I think we can easily see the legal tale of docket, and thanks to the Oxford English Dictionary (OED) for it. But its etymology tells a very different kind of tale: quite literally, a horse’s tail. Or what remains of it.

Ultimately, etymologists cannot speak to the origin of docket with any final certainty. However, many converge on the same possibility: The core of docket is comprised of dock, in the sense of the “solid fleshy part of a horse’s tail” (OED). In particular, a dock–and its derivate verb “to cut off” or “curtail”–was the remaining stump when a tail was cut short, especially a horse’s tail, to ensure it did not catch in a harness.
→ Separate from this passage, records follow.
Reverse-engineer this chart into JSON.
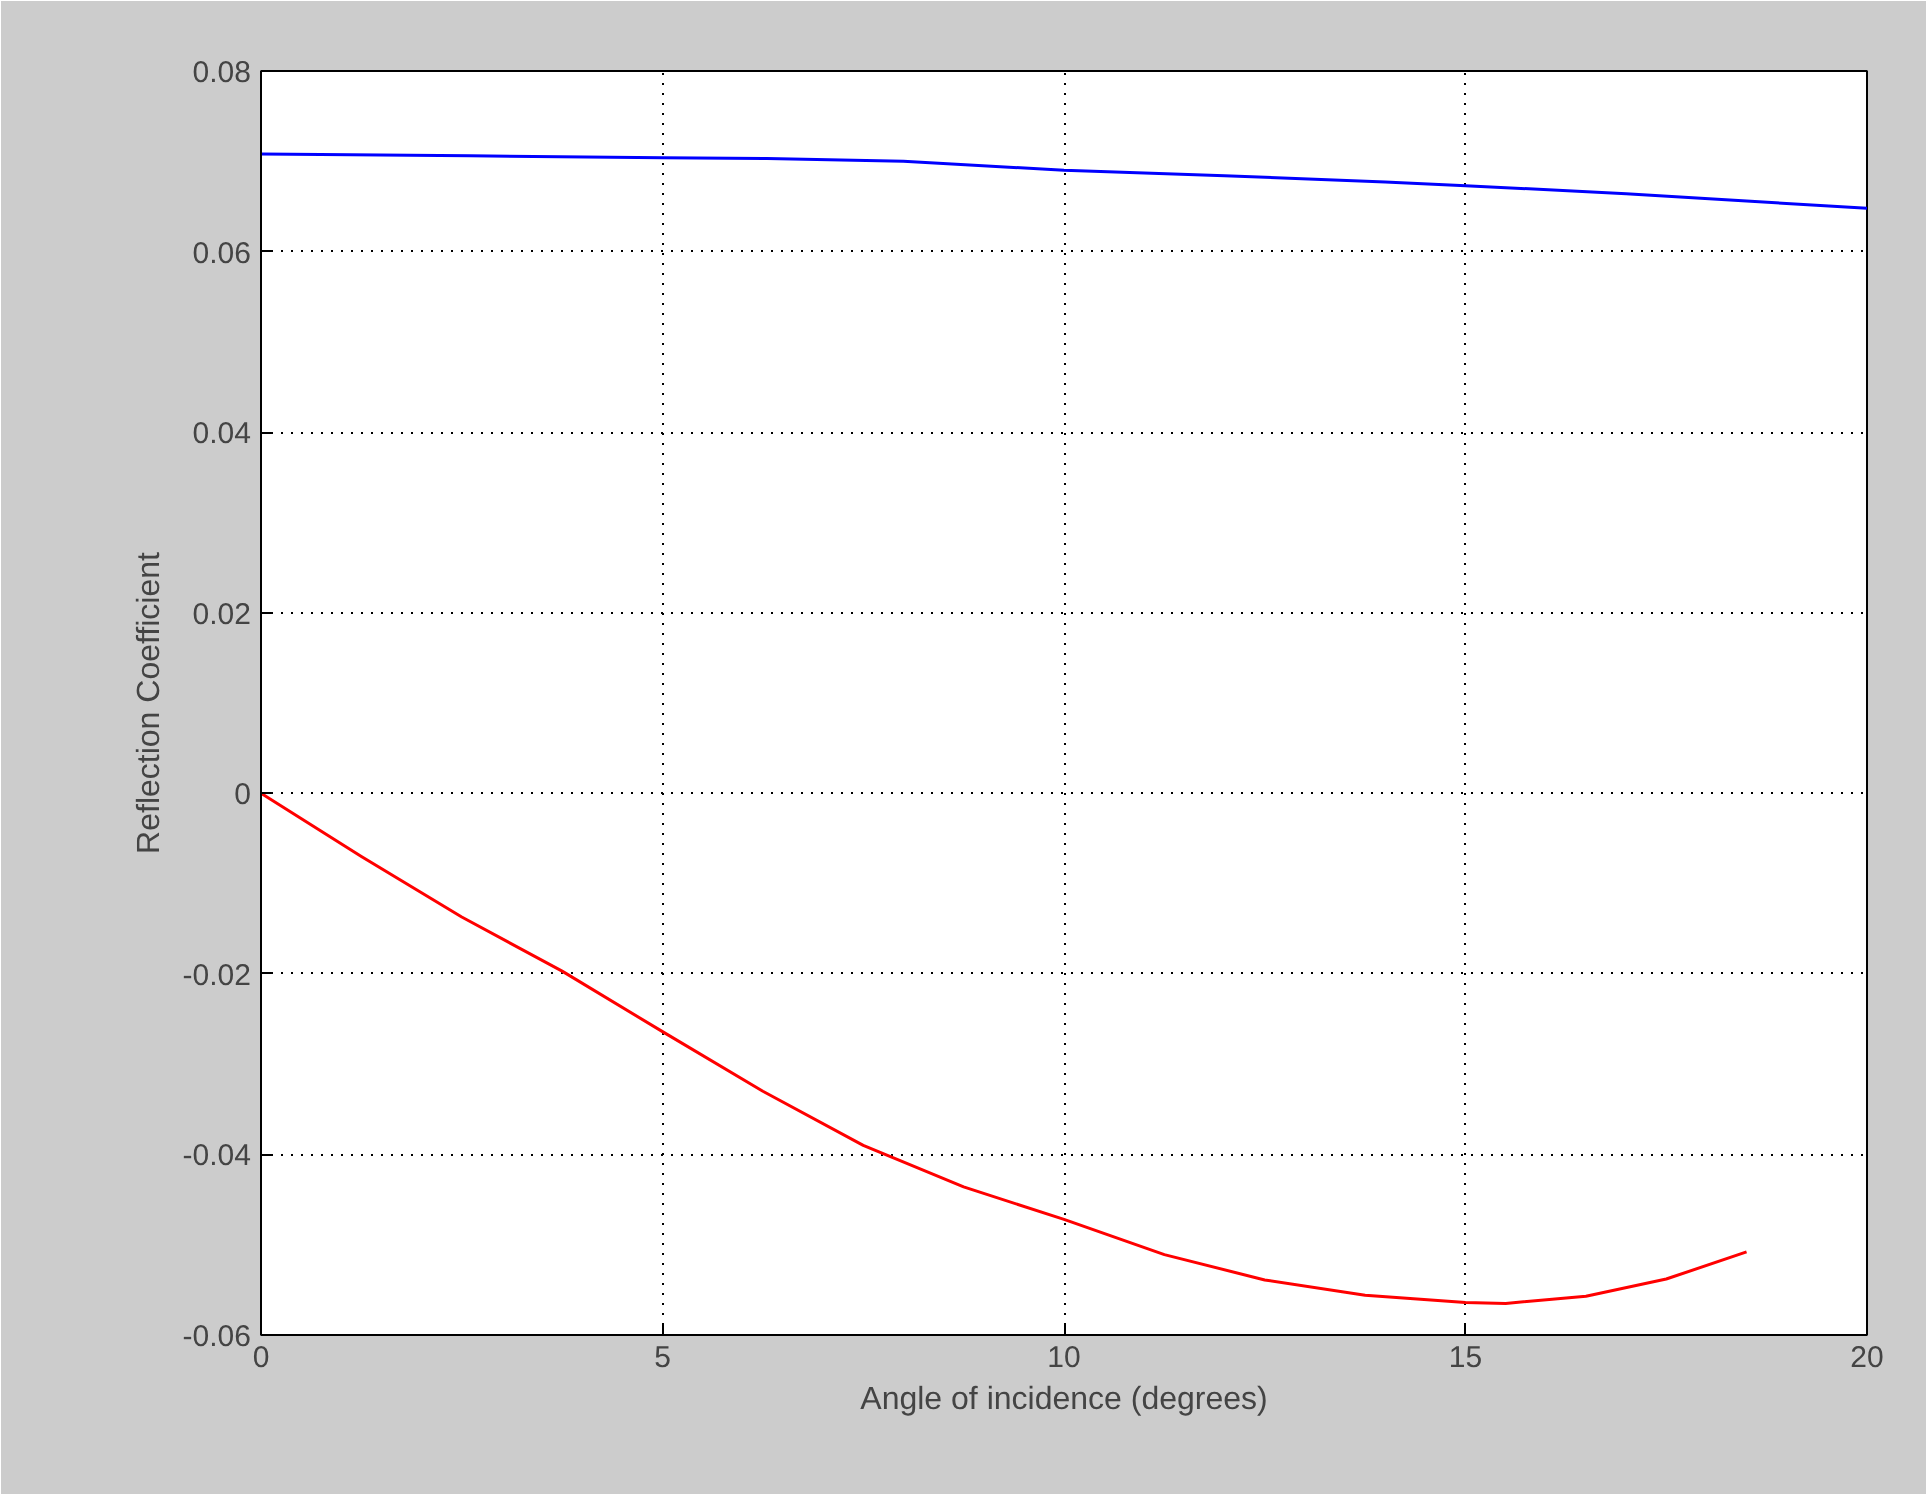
{
  "chart_data": {
    "type": "line",
    "xlabel": "Angle of incidence (degrees)",
    "ylabel": "Reflection Coefficient",
    "xlim": [
      0,
      20
    ],
    "ylim": [
      -0.06,
      0.08
    ],
    "xticks": [
      0,
      5,
      10,
      15,
      20
    ],
    "yticks": [
      -0.06,
      -0.04,
      -0.02,
      0,
      0.02,
      0.04,
      0.06,
      0.08
    ],
    "grid": true,
    "series": [
      {
        "color": "#0000ff",
        "x": [
          0,
          2.6,
          5,
          6.3,
          8,
          10,
          12,
          14,
          15,
          17,
          18.5,
          20
        ],
        "values": [
          0.0708,
          0.0706,
          0.0704,
          0.0703,
          0.07,
          0.069,
          0.0684,
          0.0677,
          0.0673,
          0.0664,
          0.0656,
          0.0648
        ]
      },
      {
        "color": "#ff0000",
        "x": [
          0,
          1.25,
          2.5,
          3.75,
          5,
          6.25,
          7.5,
          8.75,
          10,
          11.25,
          12.5,
          13.75,
          15,
          15.5,
          16.5,
          17.5,
          18.5
        ],
        "values": [
          0,
          -0.007,
          -0.0137,
          -0.0197,
          -0.0264,
          -0.033,
          -0.039,
          -0.0436,
          -0.0472,
          -0.0511,
          -0.0539,
          -0.0556,
          -0.0564,
          -0.0565,
          -0.0557,
          -0.0538,
          -0.0508
        ]
      }
    ]
  }
}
This practice is perhaps most familiar–and controversial–today with respect to dogs like Boxers.

How, then, do we go from horses to courts? Sorry Caligula, but Skeat sums it up, revealing that old etymological process of metaphor at work: “Apparently allied to the verb dock, to clip, curtail, hence to make a brief abstract.”

This dock–dok, in its earliest form around 1400–is probably from a common Germanic root, which the Oxford Dictionary of English Etymology proposes means “something round” or a “bundle.” Various Germanic languages use the root to refer to “dolls” and “girls.” I suppose we should imagine a doll as a small bundle, perhaps swaddled in clothes or a blanket, or perhaps as made of straw.
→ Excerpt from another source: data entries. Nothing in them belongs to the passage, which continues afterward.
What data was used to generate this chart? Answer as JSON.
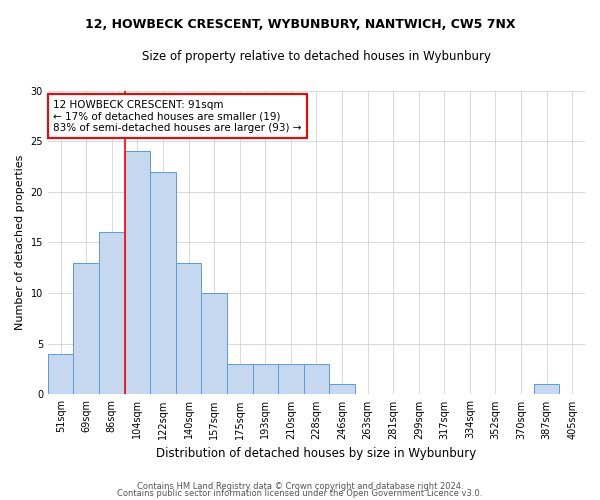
{
  "title": "12, HOWBECK CRESCENT, WYBUNBURY, NANTWICH, CW5 7NX",
  "subtitle": "Size of property relative to detached houses in Wybunbury",
  "xlabel": "Distribution of detached houses by size in Wybunbury",
  "ylabel": "Number of detached properties",
  "categories": [
    "51sqm",
    "69sqm",
    "86sqm",
    "104sqm",
    "122sqm",
    "140sqm",
    "157sqm",
    "175sqm",
    "193sqm",
    "210sqm",
    "228sqm",
    "246sqm",
    "263sqm",
    "281sqm",
    "299sqm",
    "317sqm",
    "334sqm",
    "352sqm",
    "370sqm",
    "387sqm",
    "405sqm"
  ],
  "values": [
    4,
    13,
    16,
    24,
    22,
    13,
    10,
    3,
    3,
    3,
    3,
    1,
    0,
    0,
    0,
    0,
    0,
    0,
    0,
    1,
    0
  ],
  "bar_color": "#c5d8f0",
  "bar_edge_color": "#5b9bd5",
  "annotation_text": "12 HOWBECK CRESCENT: 91sqm\n← 17% of detached houses are smaller (19)\n83% of semi-detached houses are larger (93) →",
  "annotation_box_color": "white",
  "annotation_box_edge_color": "red",
  "property_line_color": "red",
  "ylim": [
    0,
    30
  ],
  "yticks": [
    0,
    5,
    10,
    15,
    20,
    25,
    30
  ],
  "footer1": "Contains HM Land Registry data © Crown copyright and database right 2024.",
  "footer2": "Contains public sector information licensed under the Open Government Licence v3.0."
}
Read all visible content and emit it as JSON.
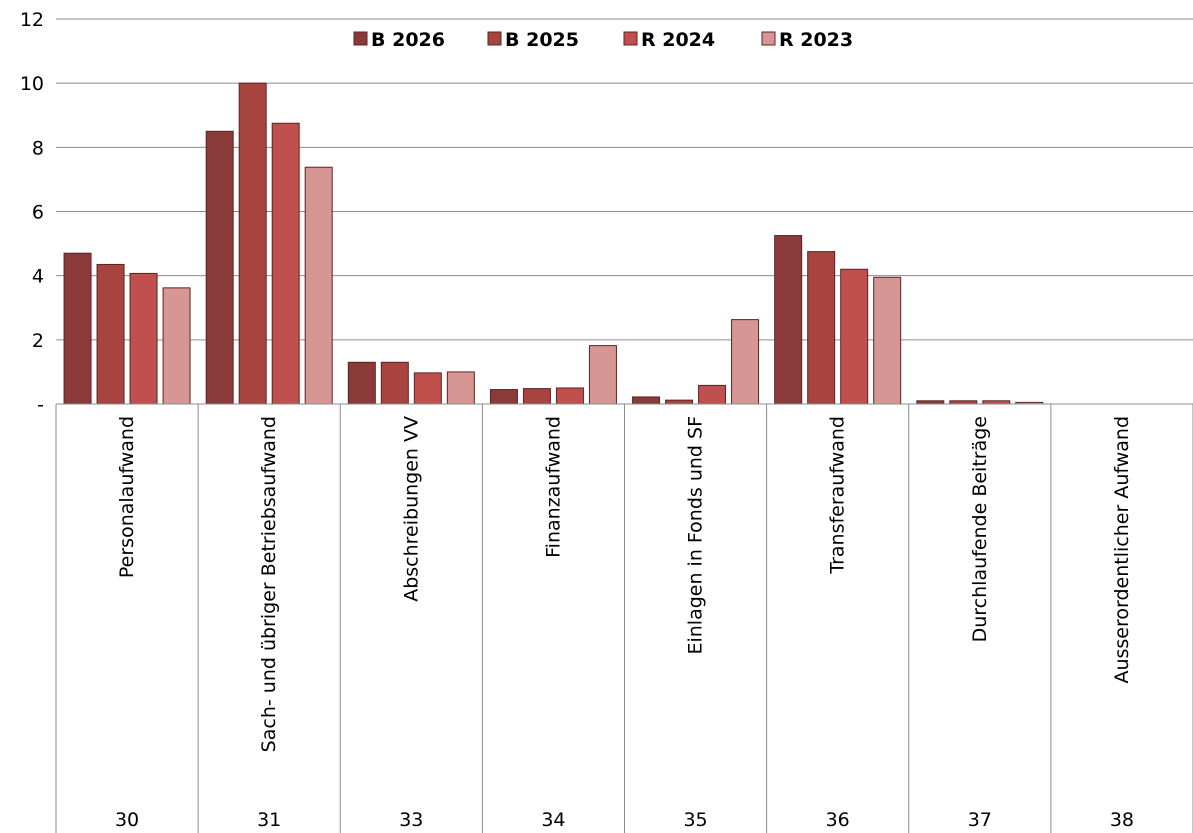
{
  "chart_data": {
    "type": "bar",
    "title": "",
    "xlabel": "",
    "ylabel": "",
    "ylim": [
      0,
      12
    ],
    "yticks": [
      {
        "value": 0,
        "label": "-"
      },
      {
        "value": 2,
        "label": "2"
      },
      {
        "value": 4,
        "label": "4"
      },
      {
        "value": 6,
        "label": "6"
      },
      {
        "value": 8,
        "label": "8"
      },
      {
        "value": 10,
        "label": "10"
      },
      {
        "value": 12,
        "label": "12"
      }
    ],
    "grid": true,
    "legend_position": "top",
    "categories": [
      {
        "code": "30",
        "label": "Personalaufwand"
      },
      {
        "code": "31",
        "label": "Sach- und übriger Betriebsaufwand"
      },
      {
        "code": "33",
        "label": "Abschreibungen VV"
      },
      {
        "code": "34",
        "label": "Finanzaufwand"
      },
      {
        "code": "35",
        "label": "Einlagen in Fonds und SF"
      },
      {
        "code": "36",
        "label": "Transferaufwand"
      },
      {
        "code": "37",
        "label": "Durchlaufende Beiträge"
      },
      {
        "code": "38",
        "label": "Ausserordentlicher Aufwand"
      }
    ],
    "series": [
      {
        "name": "B 2026",
        "color": "#8b3a3a",
        "values": [
          4.7,
          8.5,
          1.3,
          0.45,
          0.22,
          5.25,
          0.1,
          0
        ]
      },
      {
        "name": "B 2025",
        "color": "#a8443f",
        "values": [
          4.35,
          10.0,
          1.3,
          0.48,
          0.12,
          4.75,
          0.1,
          0
        ]
      },
      {
        "name": "R 2024",
        "color": "#c0504d",
        "values": [
          4.07,
          8.75,
          0.97,
          0.5,
          0.58,
          4.2,
          0.1,
          0
        ]
      },
      {
        "name": "R 2023",
        "color": "#d69694",
        "values": [
          3.62,
          7.38,
          1.0,
          1.82,
          2.63,
          3.95,
          0.05,
          0
        ]
      }
    ]
  }
}
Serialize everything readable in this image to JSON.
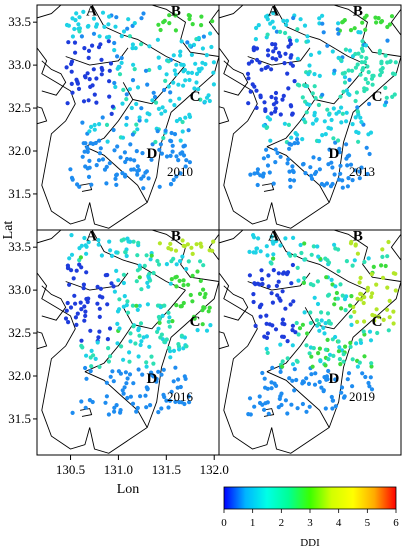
{
  "axes": {
    "xlabel": "Lon",
    "ylabel": "Lat",
    "x_ticks": [
      "130.5",
      "131.0",
      "131.5",
      "132.0"
    ],
    "y_ticks": [
      "31.5",
      "32.0",
      "32.5",
      "33.0",
      "33.5"
    ],
    "lon_range": [
      130.15,
      132.05
    ],
    "lat_range": [
      31.08,
      33.7
    ]
  },
  "panels": [
    {
      "year": "2010",
      "position": "top-left"
    },
    {
      "year": "2013",
      "position": "top-right"
    },
    {
      "year": "2016",
      "position": "bottom-left"
    },
    {
      "year": "2019",
      "position": "bottom-right"
    }
  ],
  "region_labels": [
    {
      "text": "A",
      "lon": 130.72,
      "lat": 33.58
    },
    {
      "text": "B",
      "lon": 131.6,
      "lat": 33.58
    },
    {
      "text": "C",
      "lon": 131.8,
      "lat": 32.58
    },
    {
      "text": "D",
      "lon": 131.35,
      "lat": 31.92
    }
  ],
  "colorbar": {
    "label": "DDI",
    "min": 0,
    "max": 6,
    "ticks": [
      "0",
      "1",
      "2",
      "3",
      "4",
      "5",
      "6"
    ],
    "colors": [
      "#0000ff",
      "#00b4ff",
      "#00ffe6",
      "#00ff96",
      "#3cff00",
      "#d2ff00",
      "#ffff00",
      "#ffaa00",
      "#ff0000"
    ]
  },
  "station_colors": {
    "low": "#1e3cdc",
    "mid": "#1e8cf0",
    "cyan": "#1ed2e6",
    "teal": "#2de0b4",
    "green": "#3cdc3c",
    "yellow_green": "#b4e628"
  }
}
To dock someone’s pay is attested in 1822 and is so derived.

“-Et” Cetera 

With dock clipped off, what of docket’s –et? It may be a variation on -ed, which forms the past tense and past participial forms of regular English verbs, and whose sound (and spelling) will vary depending on its environment.

Or it could be a visitor we’ve seen around these parts quite a bit recently (cf. target, gobbet, and, in its Italian cousin, rocket): the French diminutive -et. This form is used for masculine nouns in French and is featured in not a few everyday words. As in your new iPhone 6, whose tablet-like size renders your pocket useless. The feminine form is probably more recognizably French: -ette, like baguette. You may know its Italian counterpart in bruschetta or libretto, its Spanish iteration in señorita or Juanito.
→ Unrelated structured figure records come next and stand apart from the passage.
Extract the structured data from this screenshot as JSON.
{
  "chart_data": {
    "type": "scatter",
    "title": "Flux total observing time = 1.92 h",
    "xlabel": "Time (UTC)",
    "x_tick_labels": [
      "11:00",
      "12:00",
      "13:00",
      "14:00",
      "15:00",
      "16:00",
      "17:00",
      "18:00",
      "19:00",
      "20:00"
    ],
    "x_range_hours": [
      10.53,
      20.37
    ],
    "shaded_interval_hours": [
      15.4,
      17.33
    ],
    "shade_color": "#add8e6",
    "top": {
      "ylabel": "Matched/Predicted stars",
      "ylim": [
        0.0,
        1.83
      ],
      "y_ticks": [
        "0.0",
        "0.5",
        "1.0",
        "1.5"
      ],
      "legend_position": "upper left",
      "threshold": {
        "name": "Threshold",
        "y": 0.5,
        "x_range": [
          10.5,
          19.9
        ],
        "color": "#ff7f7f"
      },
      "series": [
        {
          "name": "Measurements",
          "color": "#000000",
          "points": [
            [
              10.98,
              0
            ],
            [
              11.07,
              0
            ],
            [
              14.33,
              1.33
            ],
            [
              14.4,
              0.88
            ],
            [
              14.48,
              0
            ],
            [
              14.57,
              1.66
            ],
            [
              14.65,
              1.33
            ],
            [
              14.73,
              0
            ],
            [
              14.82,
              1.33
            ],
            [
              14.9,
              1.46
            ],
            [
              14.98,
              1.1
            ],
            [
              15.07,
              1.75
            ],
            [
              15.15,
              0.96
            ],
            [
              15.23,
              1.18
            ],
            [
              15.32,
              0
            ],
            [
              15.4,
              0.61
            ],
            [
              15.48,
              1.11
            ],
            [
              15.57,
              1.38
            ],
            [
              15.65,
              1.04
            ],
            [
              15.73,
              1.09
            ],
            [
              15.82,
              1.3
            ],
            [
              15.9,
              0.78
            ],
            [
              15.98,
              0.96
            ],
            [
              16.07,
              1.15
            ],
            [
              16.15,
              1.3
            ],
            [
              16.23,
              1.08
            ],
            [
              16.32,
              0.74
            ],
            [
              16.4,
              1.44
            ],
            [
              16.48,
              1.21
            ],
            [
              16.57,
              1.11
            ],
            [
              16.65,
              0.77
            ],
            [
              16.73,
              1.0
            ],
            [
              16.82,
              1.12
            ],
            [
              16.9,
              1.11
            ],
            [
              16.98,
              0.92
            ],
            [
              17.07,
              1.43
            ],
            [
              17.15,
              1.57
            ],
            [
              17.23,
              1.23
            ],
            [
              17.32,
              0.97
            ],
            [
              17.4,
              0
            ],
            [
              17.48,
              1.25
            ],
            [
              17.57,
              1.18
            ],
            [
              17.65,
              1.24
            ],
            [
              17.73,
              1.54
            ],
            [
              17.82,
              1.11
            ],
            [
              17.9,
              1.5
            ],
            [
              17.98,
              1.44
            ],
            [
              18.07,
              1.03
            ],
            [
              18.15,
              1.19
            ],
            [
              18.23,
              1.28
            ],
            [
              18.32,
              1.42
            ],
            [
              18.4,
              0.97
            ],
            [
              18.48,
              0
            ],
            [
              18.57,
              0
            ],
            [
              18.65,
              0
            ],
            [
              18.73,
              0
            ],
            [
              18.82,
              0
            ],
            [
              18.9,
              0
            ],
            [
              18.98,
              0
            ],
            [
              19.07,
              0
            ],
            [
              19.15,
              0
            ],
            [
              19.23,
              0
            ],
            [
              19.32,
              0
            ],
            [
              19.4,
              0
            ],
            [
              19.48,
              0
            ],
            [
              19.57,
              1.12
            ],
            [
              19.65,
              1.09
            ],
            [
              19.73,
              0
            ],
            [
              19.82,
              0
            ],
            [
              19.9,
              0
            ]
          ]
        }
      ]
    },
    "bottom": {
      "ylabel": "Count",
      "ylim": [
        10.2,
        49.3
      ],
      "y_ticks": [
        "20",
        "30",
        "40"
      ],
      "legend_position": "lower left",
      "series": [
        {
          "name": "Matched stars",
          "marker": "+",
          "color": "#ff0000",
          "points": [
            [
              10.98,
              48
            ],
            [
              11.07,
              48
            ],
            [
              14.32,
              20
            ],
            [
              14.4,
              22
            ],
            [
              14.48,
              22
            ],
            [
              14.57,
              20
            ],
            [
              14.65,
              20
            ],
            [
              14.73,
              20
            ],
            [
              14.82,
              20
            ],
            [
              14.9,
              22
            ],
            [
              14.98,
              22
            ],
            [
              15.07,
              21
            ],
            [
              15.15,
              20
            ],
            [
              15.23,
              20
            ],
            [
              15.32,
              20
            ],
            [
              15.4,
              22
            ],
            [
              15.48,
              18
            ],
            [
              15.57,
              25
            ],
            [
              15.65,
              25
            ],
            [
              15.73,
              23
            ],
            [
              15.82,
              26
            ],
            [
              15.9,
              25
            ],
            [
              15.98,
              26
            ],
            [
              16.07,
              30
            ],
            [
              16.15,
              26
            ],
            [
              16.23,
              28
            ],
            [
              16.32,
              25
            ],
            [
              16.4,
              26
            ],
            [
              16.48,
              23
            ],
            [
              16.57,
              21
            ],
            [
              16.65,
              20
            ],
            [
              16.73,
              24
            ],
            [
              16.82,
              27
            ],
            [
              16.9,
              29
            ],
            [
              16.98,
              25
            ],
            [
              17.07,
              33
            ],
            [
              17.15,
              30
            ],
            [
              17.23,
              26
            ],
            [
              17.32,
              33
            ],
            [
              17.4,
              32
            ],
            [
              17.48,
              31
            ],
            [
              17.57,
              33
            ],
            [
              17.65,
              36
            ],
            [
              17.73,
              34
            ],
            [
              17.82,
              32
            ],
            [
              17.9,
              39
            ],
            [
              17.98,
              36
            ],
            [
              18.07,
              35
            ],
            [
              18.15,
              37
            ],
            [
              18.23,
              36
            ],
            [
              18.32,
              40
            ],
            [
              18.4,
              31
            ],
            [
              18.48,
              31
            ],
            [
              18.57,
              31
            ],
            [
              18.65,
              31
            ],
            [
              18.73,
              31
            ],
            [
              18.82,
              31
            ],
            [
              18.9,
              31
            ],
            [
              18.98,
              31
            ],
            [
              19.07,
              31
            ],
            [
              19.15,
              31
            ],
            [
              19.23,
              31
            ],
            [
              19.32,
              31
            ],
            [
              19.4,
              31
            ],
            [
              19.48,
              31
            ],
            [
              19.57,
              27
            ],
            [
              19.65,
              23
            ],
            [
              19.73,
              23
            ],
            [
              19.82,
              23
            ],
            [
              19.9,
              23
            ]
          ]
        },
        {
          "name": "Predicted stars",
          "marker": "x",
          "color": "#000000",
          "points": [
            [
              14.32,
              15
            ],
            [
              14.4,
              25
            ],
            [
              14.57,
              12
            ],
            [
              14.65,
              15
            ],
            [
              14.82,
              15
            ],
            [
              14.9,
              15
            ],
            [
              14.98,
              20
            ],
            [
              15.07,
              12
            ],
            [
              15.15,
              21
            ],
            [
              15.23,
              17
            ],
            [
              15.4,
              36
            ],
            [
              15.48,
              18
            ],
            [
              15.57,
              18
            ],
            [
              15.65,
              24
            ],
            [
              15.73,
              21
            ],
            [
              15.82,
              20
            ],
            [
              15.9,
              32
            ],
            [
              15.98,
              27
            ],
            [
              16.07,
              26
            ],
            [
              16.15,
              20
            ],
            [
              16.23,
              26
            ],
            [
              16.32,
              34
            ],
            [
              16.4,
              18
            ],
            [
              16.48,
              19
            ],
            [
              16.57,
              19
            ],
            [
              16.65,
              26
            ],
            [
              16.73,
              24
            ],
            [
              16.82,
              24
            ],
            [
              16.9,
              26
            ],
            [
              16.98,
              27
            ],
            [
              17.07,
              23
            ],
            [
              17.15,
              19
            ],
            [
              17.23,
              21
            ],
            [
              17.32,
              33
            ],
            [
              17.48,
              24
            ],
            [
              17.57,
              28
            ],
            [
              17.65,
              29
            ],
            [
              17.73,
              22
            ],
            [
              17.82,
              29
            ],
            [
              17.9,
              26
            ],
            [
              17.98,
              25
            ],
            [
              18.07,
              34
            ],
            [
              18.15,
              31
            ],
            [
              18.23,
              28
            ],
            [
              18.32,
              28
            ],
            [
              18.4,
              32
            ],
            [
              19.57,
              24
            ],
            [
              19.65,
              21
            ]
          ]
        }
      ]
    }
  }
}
The diminutive suffix surfaces, too, in Ernest Weekley’s alternative etymology of docket, which, according to my research, stands alone. He jumps off from the earliest attestation of doggette, seeing in it the Italian doghetta, a “bendlet in heraldry,” half the width of a so-called diagonal band on a shield. This doghetta, Weekley continues, is a diminutive of doga, a “cask stave.” He points us to label (also originating in heraldry as a kind of strip) and schedule (going back to strips of paper used in ancient Rome) for the sense evolution. A cask stave, then, supposedly resembles a heraldic band that evokes a strip of paper on which one would have recorded a docket.

Dock may make a stronger case than doga, but some word origins will never meet with final judgment.